Incidentally, a Parliamentary standing committee has already recommended for steep hike in salaries of the MPs of the Lok Sabha and Rajya Sabha. Currently, an MP gets a gross Rs 2.70 lacks in salary and allowances.

Taking a critical view of the tendency among Parliamentarians to rush to hike their salaries, Gandhi has mentioned in the letter that Assemblies of Telangana and Andhra Pradesh effects 163 per cent and Rs 30.62 crore in hike in salaries and additional costs to the exchequer respectively in 2016. He added that the UP Assembly has seen a bill seeking hike in salary of MLAs from Rs 1.17 lakh a month to Rs 1.87 lakh in 2017, while Tamil Nadu retrospectively enhanced compensations to legislators despite the state grappling with acute agrarian crisis.

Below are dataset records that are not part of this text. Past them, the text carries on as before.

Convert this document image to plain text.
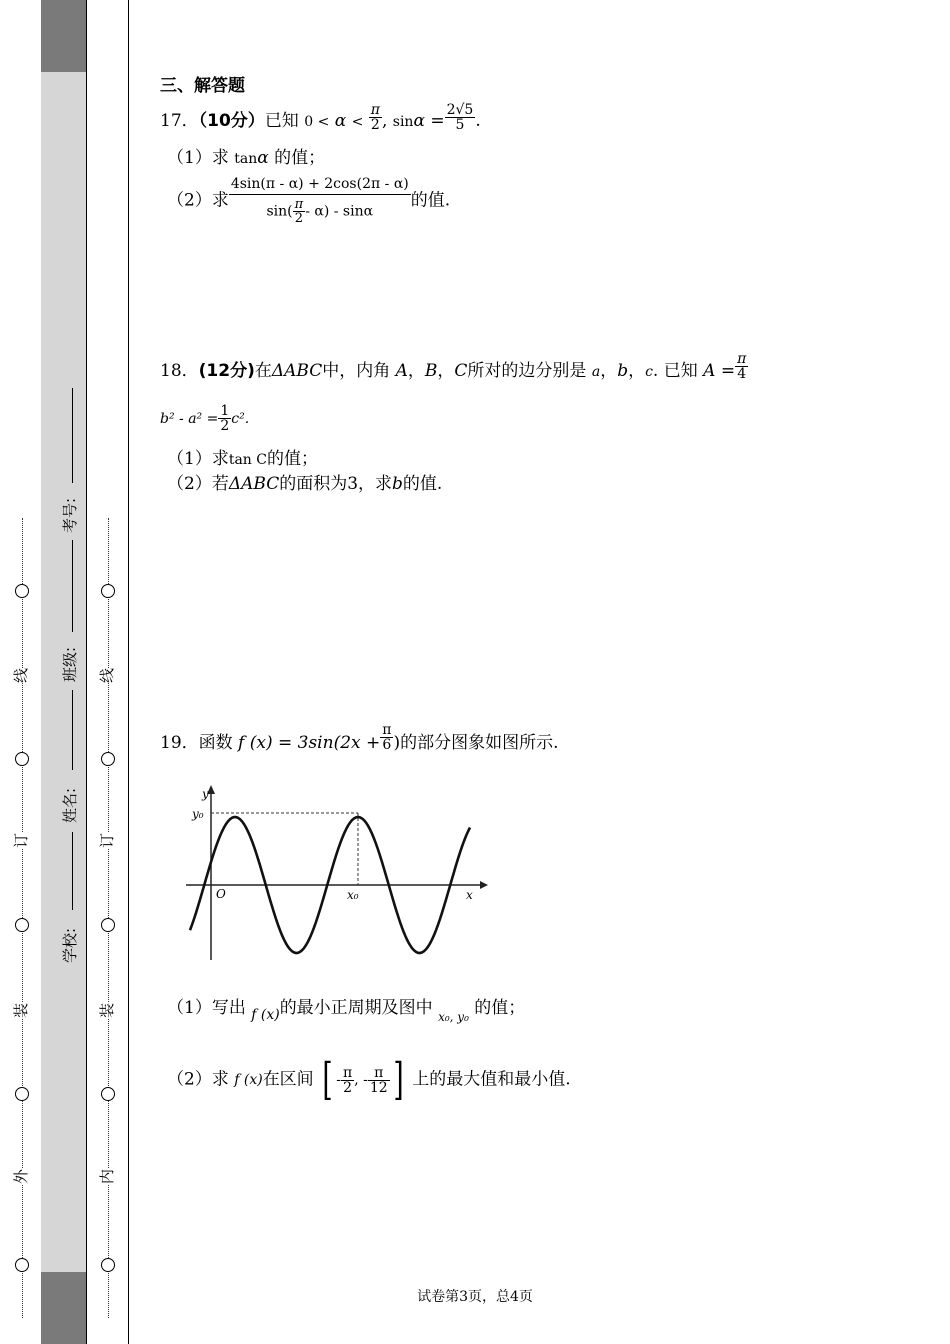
外
装
订
线
内
装
订
线
学校:
姓名:
班级:
考号:
三、解答题
17．（10分）已知 $0 < \alpha < \frac{\pi}{2}$ , $\sin\alpha = \frac{2√5}{5}$ .
（1）求 tanα 的值；
（2）求 $\frac{4\sin(\pi - \alpha) + 2\cos(2\pi - \alpha)}{\sin( \frac{\pi}{2} - \alpha) - \sin\alpha}$ 的值.
18．(12分)在ΔABC中，内角 A，B，C所对的边分别是 a，b，c. 已知 $A = \frac{\pi}{4}$
$b^2 - a^2 = \frac{1}{2} c^2$.
（1）求tan C的值；
（2）若ΔABC的面积为3，求b的值.
19．函数 f $(x) = 3\sin(2x + \frac{\pi}{6}$ )的部分图象如图所示.
y
y₀
O	x₀	x
（1）写出 $_{f (x)}$的最小正周期及图中 $_{x_0, y_0}$ 的值；
（2）求 f (x)在区间 [ - $\frac{\pi}{2}$ , - $\frac{\pi}{12}$ ] 上的最大值和最小值.
试卷第3页，总4页
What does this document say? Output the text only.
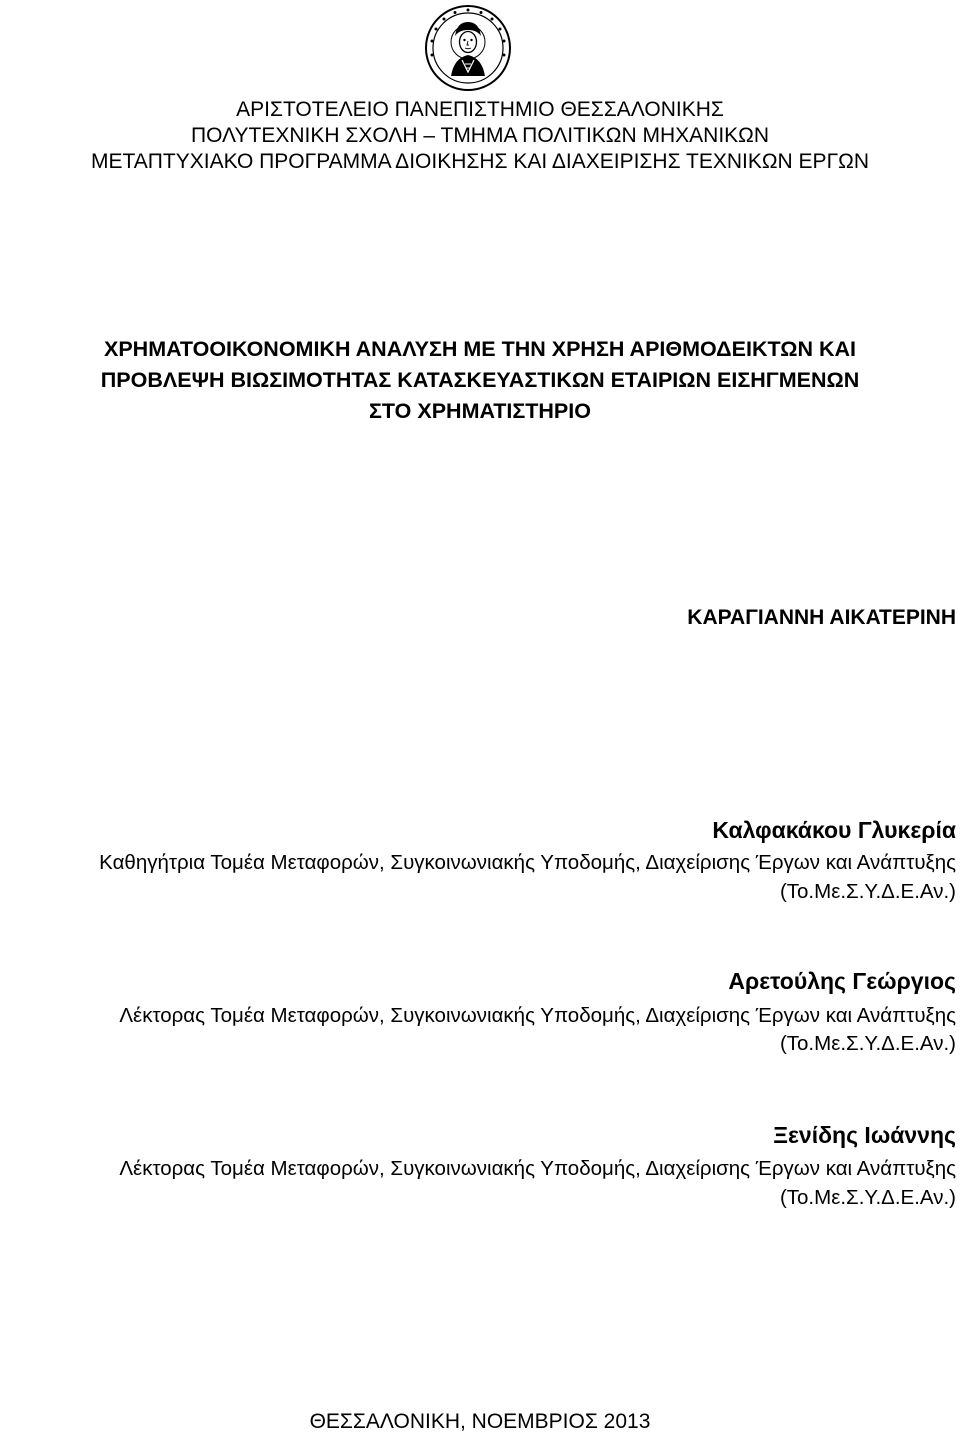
ΑΡΙΣΤΟΤΕΛΕΙΟ ΠΑΝΕΠΙΣΤΗΜΙΟ ΘΕΣΣΑΛΟΝΙΚΗΣ
ΠΟΛΥΤΕΧΝΙΚΗ ΣΧΟΛΗ – ΤΜΗΜΑ ΠΟΛΙΤΙΚΩΝ ΜΗΧΑΝΙΚΩΝ
ΜΕΤΑΠΤΥΧΙΑΚΟ ΠΡΟΓΡΑΜΜΑ ΔΙΟΙΚΗΣΗΣ ΚΑΙ ΔΙΑΧΕΙΡΙΣΗΣ ΤΕΧΝΙΚΩΝ ΕΡΓΩΝ
ΧΡΗΜΑΤΟΟΙΚΟΝΟΜΙΚΗ ΑΝΑΛΥΣΗ ΜΕ ΤΗΝ ΧΡΗΣΗ ΑΡΙΘΜΟΔΕΙΚΤΩΝ ΚΑΙ
ΠΡΟΒΛΕΨΗ ΒΙΩΣΙΜΟΤΗΤΑΣ ΚΑΤΑΣΚΕΥΑΣΤΙΚΩΝ ΕΤΑΙΡΙΩΝ ΕΙΣΗΓΜΕΝΩΝ
ΣΤΟ ΧΡΗΜΑΤΙΣΤΗΡΙΟ
ΚΑΡΑΓΙΑΝΝΗ ΑΙΚΑΤΕΡΙΝΗ
Καλφακάκου Γλυκερία
Καθηγήτρια Τομέα Μεταφορών, Συγκοινωνιακής Υποδομής, Διαχείρισης Έργων και Ανάπτυξης
(Το.Με.Σ.Υ.Δ.Ε.Αν.)
Αρετούλης Γεώργιος
Λέκτορας Τομέα Μεταφορών, Συγκοινωνιακής Υποδομής, Διαχείρισης Έργων και Ανάπτυξης
(Το.Με.Σ.Υ.Δ.Ε.Αν.)
Ξενίδης Ιωάννης
Λέκτορας Τομέα Μεταφορών, Συγκοινωνιακής Υποδομής, Διαχείρισης Έργων και Ανάπτυξης
(Το.Με.Σ.Υ.Δ.Ε.Αν.)
ΘΕΣΣΑΛΟΝΙΚΗ, ΝΟΕΜΒΡΙΟΣ 2013
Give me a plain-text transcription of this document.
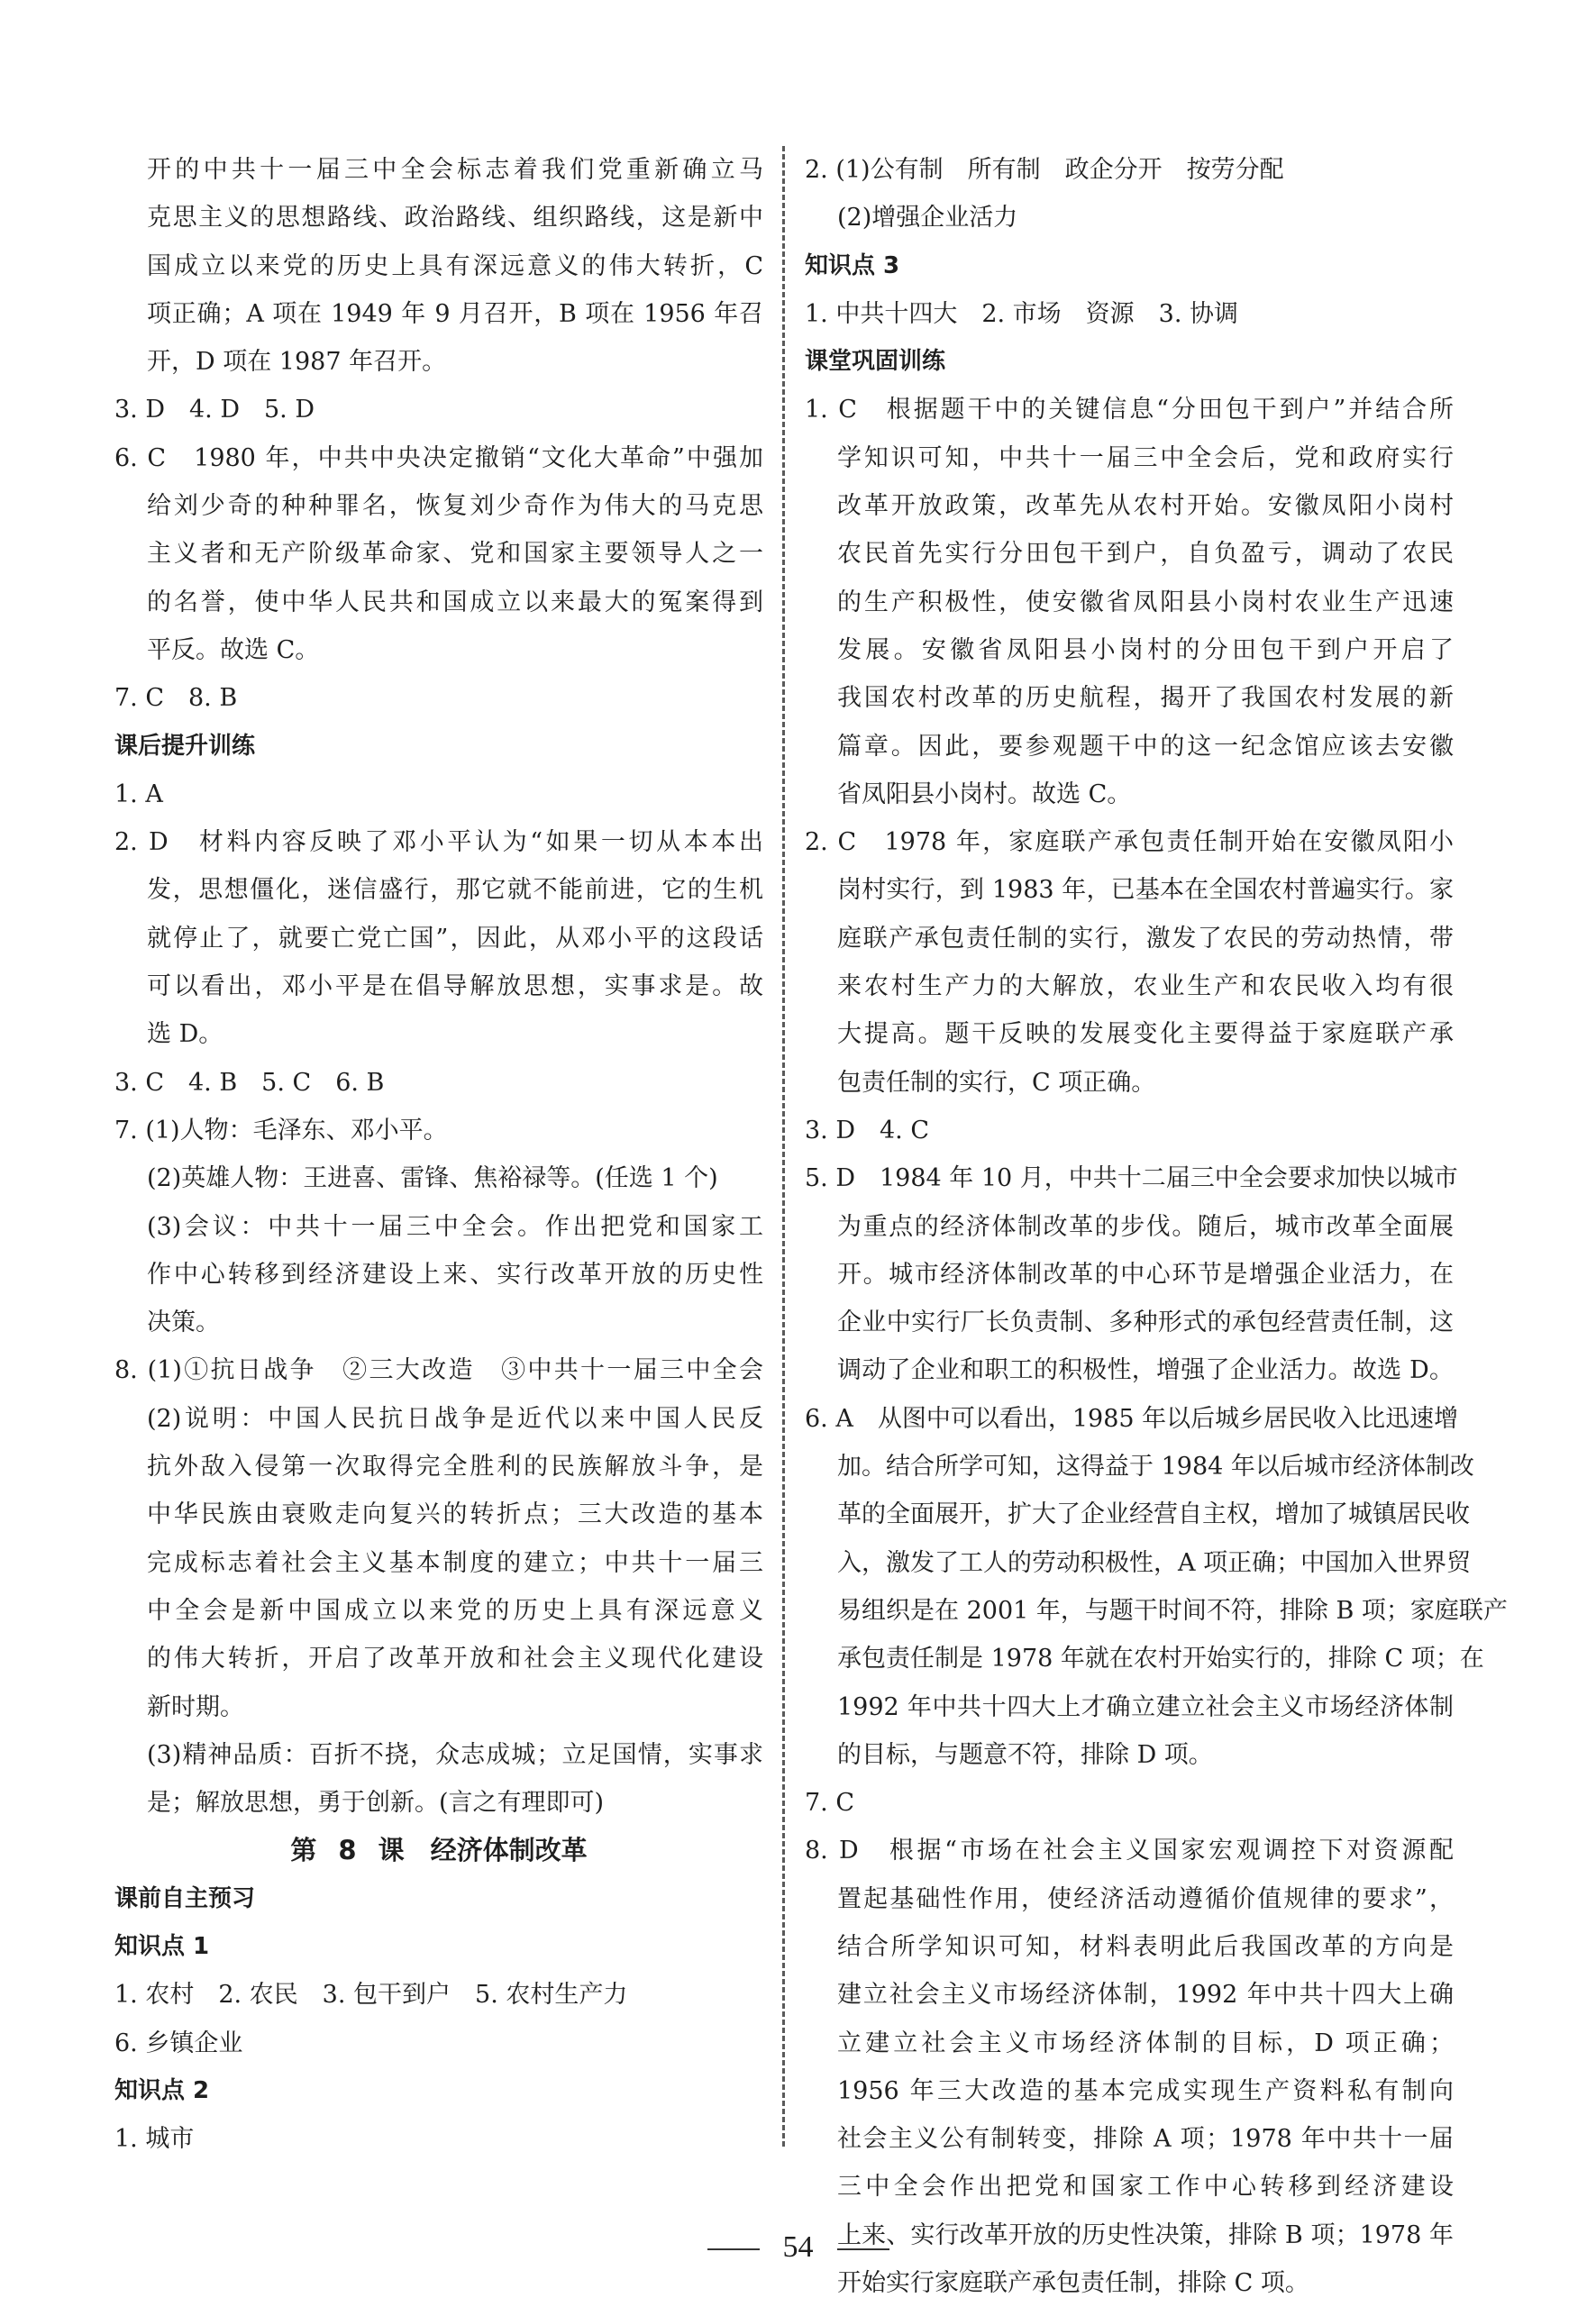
开的中共十一届三中全会标志着我们党重新确立马
克思主义的思想路线、政治路线、组织路线，这是新中
国成立以来党的历史上具有深远意义的伟大转折，C
项正确；A 项在 1949 年 9 月召开，B 项在 1956 年召
开，D 项在 1987 年召开。
3. D　4. D　5. D
6. C　1980 年，中共中央决定撤销“文化大革命”中强加
给刘少奇的种种罪名，恢复刘少奇作为伟大的马克思
主义者和无产阶级革命家、党和国家主要领导人之一
的名誉，使中华人民共和国成立以来最大的冤案得到
平反。故选 C。
7. C　8. B
课后提升训练
1. A
2. D　材料内容反映了邓小平认为“如果一切从本本出
发，思想僵化，迷信盛行，那它就不能前进，它的生机
就停止了，就要亡党亡国”，因此，从邓小平的这段话
可以看出，邓小平是在倡导解放思想，实事求是。故
选 D。
3. C　4. B　5. C　6. B
7. (1)人物：毛泽东、邓小平。
(2)英雄人物：王进喜、雷锋、焦裕禄等。(任选 1 个)
(3)会议：中共十一届三中全会。作出把党和国家工
作中心转移到经济建设上来、实行改革开放的历史性
决策。
8. (1)①抗日战争　②三大改造　③中共十一届三中全会
(2)说明：中国人民抗日战争是近代以来中国人民反
抗外敌入侵第一次取得完全胜利的民族解放斗争，是
中华民族由衰败走向复兴的转折点；三大改造的基本
完成标志着社会主义基本制度的建立；中共十一届三
中全会是新中国成立以来党的历史上具有深远意义
的伟大转折，开启了改革开放和社会主义现代化建设
新时期。
(3)精神品质：百折不挠，众志成城；立足国情，实事求
是；解放思想，勇于创新。(言之有理即可)
第 8 课　经济体制改革
课前自主预习
知识点 1
1. 农村　2. 农民　3. 包干到户　5. 农村生产力
6. 乡镇企业
知识点 2
1. 城市
2. (1)公有制　所有制　政企分开　按劳分配
(2)增强企业活力
知识点 3
1. 中共十四大　2. 市场　资源　3. 协调
课堂巩固训练
1. C　根据题干中的关键信息“分田包干到户”并结合所
学知识可知，中共十一届三中全会后，党和政府实行
改革开放政策，改革先从农村开始。安徽凤阳小岗村
农民首先实行分田包干到户，自负盈亏，调动了农民
的生产积极性，使安徽省凤阳县小岗村农业生产迅速
发展。安徽省凤阳县小岗村的分田包干到户开启了
我国农村改革的历史航程，揭开了我国农村发展的新
篇章。因此，要参观题干中的这一纪念馆应该去安徽
省凤阳县小岗村。故选 C。
2. C　1978 年，家庭联产承包责任制开始在安徽凤阳小
岗村实行，到 1983 年，已基本在全国农村普遍实行。家
庭联产承包责任制的实行，激发了农民的劳动热情，带
来农村生产力的大解放，农业生产和农民收入均有很
大提高。题干反映的发展变化主要得益于家庭联产承
包责任制的实行，C 项正确。
3. D　4. C
5. D　1984 年 10 月，中共十二届三中全会要求加快以城市
为重点的经济体制改革的步伐。随后，城市改革全面展
开。城市经济体制改革的中心环节是增强企业活力，在
企业中实行厂长负责制、多种形式的承包经营责任制，这
调动了企业和职工的积极性，增强了企业活力。故选 D。
6. A　从图中可以看出，1985 年以后城乡居民收入比迅速增
加。结合所学可知，这得益于 1984 年以后城市经济体制改
革的全面展开，扩大了企业经营自主权，增加了城镇居民收
入，激发了工人的劳动积极性，A 项正确；中国加入世界贸
易组织是在 2001 年，与题干时间不符，排除 B 项；家庭联产
承包责任制是 1978 年就在农村开始实行的，排除 C 项；在
1992 年中共十四大上才确立建立社会主义市场经济体制
的目标，与题意不符，排除 D 项。
7. C
8. D　根据“市场在社会主义国家宏观调控下对资源配
置起基础性作用，使经济活动遵循价值规律的要求”，
结合所学知识可知，材料表明此后我国改革的方向是
建立社会主义市场经济体制，1992 年中共十四大上确
立建立社会主义市场经济体制的目标，D 项正确；
1956 年三大改造的基本完成实现生产资料私有制向
社会主义公有制转变，排除 A 项；1978 年中共十一届
三中全会作出把党和国家工作中心转移到经济建设
上来、实行改革开放的历史性决策，排除 B 项；1978 年
开始实行家庭联产承包责任制，排除 C 项。
54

Arguing that “we must make each generation economically equal than the last one”, Gandhi illustrated stark contrast between the personal wealth of the Parliamentarians and the people at large. “Against 319 MPs with assets more than Rs 1 crore in 2009, there are 449 such members in the Lok Sabha. There are 24 per cent Lok Sabha MPs with assets over Rs 10 crores in the 16th Lok Sabha, while the average assets come at Rs 14.61 crores. In Rajya Sabha, 96 per cent MPs are crorepatis, with average assets of Rs 20.12 crores,” added Gandhi. Incidentally, the government spent Rs 176 crores in 2016 in salaries and allowances to Lok Sabha MPs alone.

The BJP MP has reasoned that the Lok Sabha Speaker should examine the current practice of Parliamentarians abrogating the right to hike their own salaries and in place must constitute an Independent statutory body on the lines of the Review Body on senior salaries in the United Kingdom.